La rencontre a balayé toutes les possibilités qu'offre le pâturage additionnel. Pour en savoir plus sur Brebis_Link : https://dordogne.chambre-agriculture.fr/innovation-expe/innoverenagronomie/nos-projets-innovants-en-agronomie/le-paturage-ovin-pour-creer-du-lien/#:~:text=Le%20projet%20Brebis_Link%20valorise%20les,et%20sociales%20du%20p%C3%A2turage%20ovin.

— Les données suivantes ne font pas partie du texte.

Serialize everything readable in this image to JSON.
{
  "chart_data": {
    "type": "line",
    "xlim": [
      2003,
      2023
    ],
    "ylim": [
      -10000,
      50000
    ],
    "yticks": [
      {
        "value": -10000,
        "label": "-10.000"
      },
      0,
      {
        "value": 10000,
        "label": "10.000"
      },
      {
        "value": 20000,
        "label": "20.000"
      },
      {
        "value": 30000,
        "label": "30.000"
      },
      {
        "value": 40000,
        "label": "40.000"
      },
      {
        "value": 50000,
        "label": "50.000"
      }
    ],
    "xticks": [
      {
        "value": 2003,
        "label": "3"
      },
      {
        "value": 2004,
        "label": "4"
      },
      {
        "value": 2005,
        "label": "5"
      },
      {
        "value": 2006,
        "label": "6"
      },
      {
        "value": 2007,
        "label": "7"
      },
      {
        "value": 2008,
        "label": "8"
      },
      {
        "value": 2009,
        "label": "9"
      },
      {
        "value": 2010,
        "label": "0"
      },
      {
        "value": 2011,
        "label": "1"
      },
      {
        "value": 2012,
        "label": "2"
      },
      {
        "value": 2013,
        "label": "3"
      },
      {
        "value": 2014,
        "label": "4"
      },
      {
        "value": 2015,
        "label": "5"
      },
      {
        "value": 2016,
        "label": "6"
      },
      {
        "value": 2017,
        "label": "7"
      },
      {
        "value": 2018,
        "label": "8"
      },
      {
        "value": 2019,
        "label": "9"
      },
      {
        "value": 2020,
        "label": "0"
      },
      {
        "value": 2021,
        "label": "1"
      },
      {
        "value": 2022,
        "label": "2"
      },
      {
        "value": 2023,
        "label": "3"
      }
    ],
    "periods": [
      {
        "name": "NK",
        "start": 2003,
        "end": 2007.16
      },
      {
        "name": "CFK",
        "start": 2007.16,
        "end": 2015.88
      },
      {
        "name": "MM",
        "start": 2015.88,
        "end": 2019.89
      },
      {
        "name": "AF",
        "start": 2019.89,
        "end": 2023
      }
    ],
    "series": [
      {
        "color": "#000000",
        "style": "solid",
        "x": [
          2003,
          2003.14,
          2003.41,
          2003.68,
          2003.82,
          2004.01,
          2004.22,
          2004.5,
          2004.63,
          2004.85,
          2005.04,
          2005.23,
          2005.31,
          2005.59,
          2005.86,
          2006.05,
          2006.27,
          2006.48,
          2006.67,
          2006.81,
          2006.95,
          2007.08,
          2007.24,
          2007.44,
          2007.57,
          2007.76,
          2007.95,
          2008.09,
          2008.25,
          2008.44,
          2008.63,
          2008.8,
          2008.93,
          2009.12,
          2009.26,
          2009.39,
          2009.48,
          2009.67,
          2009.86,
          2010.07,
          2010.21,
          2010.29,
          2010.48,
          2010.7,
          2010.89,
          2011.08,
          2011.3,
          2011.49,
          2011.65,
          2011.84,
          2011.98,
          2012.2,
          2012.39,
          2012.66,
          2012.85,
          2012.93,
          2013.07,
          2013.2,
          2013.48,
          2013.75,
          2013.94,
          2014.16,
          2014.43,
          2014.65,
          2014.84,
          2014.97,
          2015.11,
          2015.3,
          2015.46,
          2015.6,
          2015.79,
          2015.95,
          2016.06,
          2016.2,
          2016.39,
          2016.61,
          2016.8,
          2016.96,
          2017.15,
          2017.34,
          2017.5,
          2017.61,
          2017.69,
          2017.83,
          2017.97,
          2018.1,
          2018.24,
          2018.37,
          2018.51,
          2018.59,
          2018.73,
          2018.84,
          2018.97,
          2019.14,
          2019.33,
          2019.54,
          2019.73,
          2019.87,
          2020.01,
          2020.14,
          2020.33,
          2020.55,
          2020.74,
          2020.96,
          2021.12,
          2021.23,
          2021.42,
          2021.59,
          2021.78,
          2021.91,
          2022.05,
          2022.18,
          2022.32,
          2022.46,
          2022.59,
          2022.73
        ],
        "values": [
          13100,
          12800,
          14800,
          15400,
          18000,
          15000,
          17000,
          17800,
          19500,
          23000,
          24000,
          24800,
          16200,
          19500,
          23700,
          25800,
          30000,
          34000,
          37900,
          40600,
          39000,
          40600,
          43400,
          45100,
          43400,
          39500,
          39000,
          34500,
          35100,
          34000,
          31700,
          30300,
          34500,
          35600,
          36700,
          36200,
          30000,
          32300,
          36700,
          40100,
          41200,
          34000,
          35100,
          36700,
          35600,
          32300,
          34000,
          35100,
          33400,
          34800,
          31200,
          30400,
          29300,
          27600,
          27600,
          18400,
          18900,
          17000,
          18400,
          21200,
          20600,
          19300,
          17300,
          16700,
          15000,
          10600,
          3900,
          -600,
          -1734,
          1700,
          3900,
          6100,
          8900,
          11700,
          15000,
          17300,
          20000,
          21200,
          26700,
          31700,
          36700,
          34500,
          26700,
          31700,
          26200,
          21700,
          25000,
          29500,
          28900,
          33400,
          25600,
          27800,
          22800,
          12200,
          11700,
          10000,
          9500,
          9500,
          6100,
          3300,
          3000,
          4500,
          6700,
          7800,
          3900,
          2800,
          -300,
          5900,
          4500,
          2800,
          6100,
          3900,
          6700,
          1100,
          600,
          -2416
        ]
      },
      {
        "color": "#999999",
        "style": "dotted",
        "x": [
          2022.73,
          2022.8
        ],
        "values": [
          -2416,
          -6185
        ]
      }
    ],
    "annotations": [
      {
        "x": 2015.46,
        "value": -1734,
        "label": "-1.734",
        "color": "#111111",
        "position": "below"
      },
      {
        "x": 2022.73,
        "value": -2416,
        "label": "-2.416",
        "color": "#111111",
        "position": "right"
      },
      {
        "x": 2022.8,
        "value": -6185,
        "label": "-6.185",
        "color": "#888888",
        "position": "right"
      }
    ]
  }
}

Pratique encore sporadique dans la Nièvre, le pâturage des brebis dans les vignes a fait l'objet d'un projet mené par la Chambre d'Agriculture de la Dordogne et l’Institut de l’élevage (Idele) de 2018 à 2021. Nommé Brebis_Link, il portait sur trois axes de travail. Une partie de ces travaux a été présentée par Camille Ducourtieux (chargée de mission ovins, fourrages et nutrition) et Carole Jousseins (cheffe de projet au service Approche Sociale et Travail en Elevage d’Idele) le 12 juillet à la cave des vignerons à Pouilly-sur-Loire. 

Les trois axes 

Ainsi, les trois axes cités au-dessus sont, selon la fiche de présentation du projet (https://dordogne.chambre-agriculture.fr/fileadmin/user_upload/Nouvelle-Aquitaine/099_Inst-Dordogne/Documents/Elevage/FichePresentationBrebis_link-finale.pdf) : 

  • Repérer et analyser les pratiques locales sur des territoires du grand Sud-Ouest et identifier les facteurs favorables, les freins et les leviers potentiels.
  • Tester ces pratiques afin de favoriser leur appropriation sur les territoires du projet. Il s’agit de mettre en place des dispositifs expérimentaux et de démonstrations, montrant aux éleveurs et cultivateurs comment les freins existants tels que les dommages potentiels sur les cultures ou la contrainte travail peuvent être levés. Il s’agit également de produire des références techniques permettant de rationaliser ces pratiques.
  • Promouvoir le pâturage additionnel grâce à l’élaboration et la diffusion d’outils d’appui technique sur tous les territoires où ces pratiques trouvent leur intérêt. Cela passe par la formalisation de cadres juridiques et l’élaboration d’une méthode de mise en relation éleveurs-producteurs-collectivités. 

 

Aujourd'hui ce projet est clôturé, mais la Chambre d'Agriculture de la Dordogne et Idele vont s'atteler au pâturage ovin et bovin dans les surfaces de grandes cultures (pâturage des intercultures semées, chaumes) afin d'obtenir encore plus de données sur cette pratique qui implique du pâturage itinérant et tournant. Camille Ducourtieux insiste : « c'est un système qui ne peut pas se développer à l'infini mais qui permet tout de même de montrer l'intérêt et les limites du pâturage des ovins sur un territoire ». 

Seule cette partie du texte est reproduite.